Grace
Grace
Grace
Grace
Grace
The word sits in front of my work desk, pushing me to offer myself the grace that I extend others. Already the day heats up. News from Liz’s choir director, sad my gifted singer is opting for swimming instead of the stress of a large group choir. Minutes later the editor who is reading my book says she can’t look at it again until September, or that she hopes she can look at it then? All the while I hear my seltzer water fizz and the spitting that goes along with m y daughter brushing her teeth. While my 6 deadlines sing on repeat in the back of my brain.
I woke this morning and my hands and forearms hurt from my gardening session. How I keep pulling weeds and plants past their blooming out of the dry giving ground. Always gardening saves me from my thinking, plants me in my grief and gives me a shovel to dig in deep.

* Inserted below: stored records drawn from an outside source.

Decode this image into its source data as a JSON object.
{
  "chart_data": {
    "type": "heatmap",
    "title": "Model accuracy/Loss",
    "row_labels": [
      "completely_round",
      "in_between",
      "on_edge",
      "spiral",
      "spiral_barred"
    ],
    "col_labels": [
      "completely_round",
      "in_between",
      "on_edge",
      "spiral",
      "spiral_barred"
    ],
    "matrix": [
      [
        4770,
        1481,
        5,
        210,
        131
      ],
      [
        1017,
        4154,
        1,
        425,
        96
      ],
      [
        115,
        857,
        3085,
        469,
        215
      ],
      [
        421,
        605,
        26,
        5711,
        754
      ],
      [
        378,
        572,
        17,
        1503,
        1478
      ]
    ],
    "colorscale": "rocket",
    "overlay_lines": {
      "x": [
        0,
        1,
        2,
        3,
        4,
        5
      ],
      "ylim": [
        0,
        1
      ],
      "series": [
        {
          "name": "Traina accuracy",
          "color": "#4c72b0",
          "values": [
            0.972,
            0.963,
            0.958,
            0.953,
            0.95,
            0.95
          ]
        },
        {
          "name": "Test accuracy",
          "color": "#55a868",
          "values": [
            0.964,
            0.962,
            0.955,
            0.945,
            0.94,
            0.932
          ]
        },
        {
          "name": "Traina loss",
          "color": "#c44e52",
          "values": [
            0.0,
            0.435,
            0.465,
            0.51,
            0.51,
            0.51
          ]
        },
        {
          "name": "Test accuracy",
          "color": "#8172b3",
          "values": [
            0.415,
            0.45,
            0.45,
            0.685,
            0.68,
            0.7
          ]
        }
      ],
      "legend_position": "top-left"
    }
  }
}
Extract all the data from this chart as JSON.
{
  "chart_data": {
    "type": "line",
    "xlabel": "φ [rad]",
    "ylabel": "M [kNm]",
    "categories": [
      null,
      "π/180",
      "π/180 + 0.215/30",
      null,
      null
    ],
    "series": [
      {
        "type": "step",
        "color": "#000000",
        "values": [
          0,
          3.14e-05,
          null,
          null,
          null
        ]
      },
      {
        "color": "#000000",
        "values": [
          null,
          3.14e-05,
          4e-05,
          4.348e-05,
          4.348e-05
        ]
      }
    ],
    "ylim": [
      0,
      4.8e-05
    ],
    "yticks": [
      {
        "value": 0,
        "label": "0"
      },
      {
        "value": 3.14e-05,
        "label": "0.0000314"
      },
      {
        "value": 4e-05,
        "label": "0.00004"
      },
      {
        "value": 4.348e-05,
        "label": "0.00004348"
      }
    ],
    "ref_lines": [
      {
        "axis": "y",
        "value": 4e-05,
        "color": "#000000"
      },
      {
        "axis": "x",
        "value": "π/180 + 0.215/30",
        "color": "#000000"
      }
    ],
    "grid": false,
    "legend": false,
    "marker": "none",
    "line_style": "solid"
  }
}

You say everything is changing, says the ground, well let me give you some change. I’ll give you some morning glories that never give up their roots, raspberry plants brown past their prime, scratches and soreness and a thorough platter of heat. I am soaked through with sun and relieved to be working.
Can I give myself enough grace to fully grieve the changing seasons, even if the phrase changing seasons is a cliché? When I text my friend that I feel like I’m a cliché letting go of my young adult daughter with a bath of tears, she writes that she thinks clichés are cliché because they’re true.
There is nothing more true than my body in motion, tearing up the raspberry plants until I am covered in July’s dust. The garden gives me grace. I take it in.